O MTST já realizou três mobilizações neste ano e realizará mais. Além do mais, teremos a mobilização encabeçada pelas centrais sindicais, mas também com o apoio do conjunto do movimento social brasileiro contra o ataque aos direitos trabalhistas. Na semana passada, já tivemos um dia de luta nesse sentido e teremos outros nas próximas semanas.
É fundamental que cada ataque do governo seja respondido à altura pela mobilização popular. O MTST e outros movimentos temos construído o enfrentamento a essa linha de fogo, pra não deixar os ataques sem resposta.
Portanto, vocês têm clara a necessidade de atuarem em conjunto com outros segmentos, inclusive pelos interesses do próprio movimento de moradia.

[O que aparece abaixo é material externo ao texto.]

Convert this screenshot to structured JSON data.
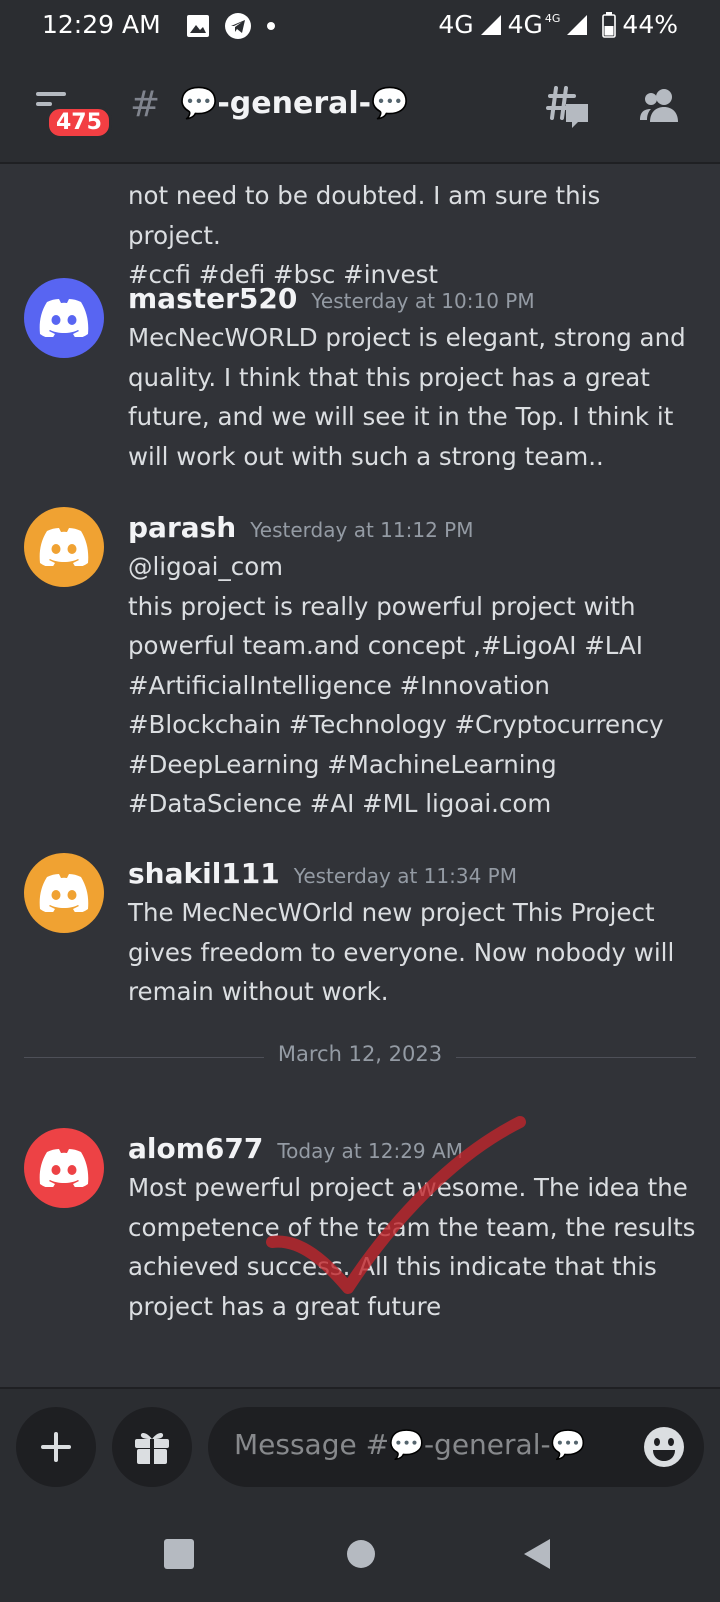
{
  "status_bar": {
    "time": "12:29 AM",
    "network_1": "4G",
    "network_2": "4G",
    "network_2_sub": "4G",
    "battery": "44%"
  },
  "header": {
    "unread_badge": "475",
    "channel_name": "💬-general-💬"
  },
  "messages": [
    {
      "continuation": true,
      "text": "not need to be doubted. I am sure this project.\n#ccfi #defi #bsc #invest"
    },
    {
      "username": "master520",
      "timestamp": "Yesterday at 10:10 PM",
      "avatar_color": "#5865f2",
      "text": "MecNecWORLD project is elegant, strong and quality. I think that this project has a great future, and we will see it in the Top. I think it will work out with such a strong team.."
    },
    {
      "username": "parash",
      "timestamp": "Yesterday at 11:12 PM",
      "avatar_color": "#f0a232",
      "text": "@ligoai_com\nthis project is really powerful project with powerful team.and concept ,#LigoAI #LAI #ArtificialIntelligence #Innovation #Blockchain #Technology #Cryptocurrency #DeepLearning #MachineLearning #DataScience #AI #ML ligoai.com"
    },
    {
      "username": "shakil111",
      "timestamp": "Yesterday at 11:34 PM",
      "avatar_color": "#f0a232",
      "text": "The MecNecWOrld new project This Project gives freedom to everyone. Now nobody will remain without work."
    },
    {
      "username": "alom677",
      "timestamp": "Today at 12:29 AM",
      "avatar_color": "#ed4245",
      "text": "Most pewerful project awesome. The idea the competence of the team the team, the results achieved success. All this indicate that this project has a great future"
    }
  ],
  "date_divider": "March 12, 2023",
  "composer": {
    "placeholder": "Message #💬-general-💬"
  },
  "colors": {
    "background": "#313338",
    "header_bg": "#2b2d31",
    "badge": "#f23f43",
    "annotation_check": "#c0262c"
  }
}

Sem dúvida. A própria pauta do MTST não é estritamente pela moradia. No ano passado deixamos isso muito claro, com mobilizações em torno de vários outros temas urbanos. O MTST é um movimento de luta por reforma urbana e transformação da sociedade. Mesmo o sem teto que luta por uma casa precisa de água na torneira e pega transporte público pra ir trabalhar todo dia. Portanto, são pautas articuladas.
Mas não é só. Temos participado e estimulado a construção de uma frente ampla pelas reformas populares e contra os ataques aos direitos sociais no país, para que a luta seja travada em maior escala.
Nesse sentido, como explica e o que pensa da estratégia de aproximação e formação de uma agenda comum de lutas entre os novos movimentos e partidos e a esquerda mais institucional e governista?
Para nós, é essencial, numa frente articulada, saber a plataforma que se defenderá e a forma de mobilização a ser adotada. A frente que queremos construir é com plataforma caracterizadamente de esquerda, em favor de reformas populares e estruturais, e contra o ataque aos direitos trabalhistas, inclusive do próprio governo petista. É uma frente voltada ao processo de mobilização, não para costuras institucionais. Uma frente dessa natureza é, para nós, uma necessidade.
Não podemos ter peio de sentar com setores governistas e de relação histórica com o PT. Para nós do MTST isso não é um problema, porque temos segurança da nossa posição, que demonstramos no dia a dia, tanto nas mobilizações como nos discursos e posições políticas do movimento, de completa autonomia e crítica a qualquer governo.
Pensamos que quanto mais amplo for e quanto mais setores pudermos juntar numa plataforma unificada de esquerda, mais poderemos avançar em políticas sociais pelo país.
Acredita que entidades como a CUT, por exemplo, que começam a ir às ruas, mas cujas pautas e atuação nos últimos anos foram visivelmente rebaixadas diante do atrelamento ao governismo, possam de fato intensificar uma postura mais reivindicatória e de enfrentamento, em função da grave recessão que se anuncia?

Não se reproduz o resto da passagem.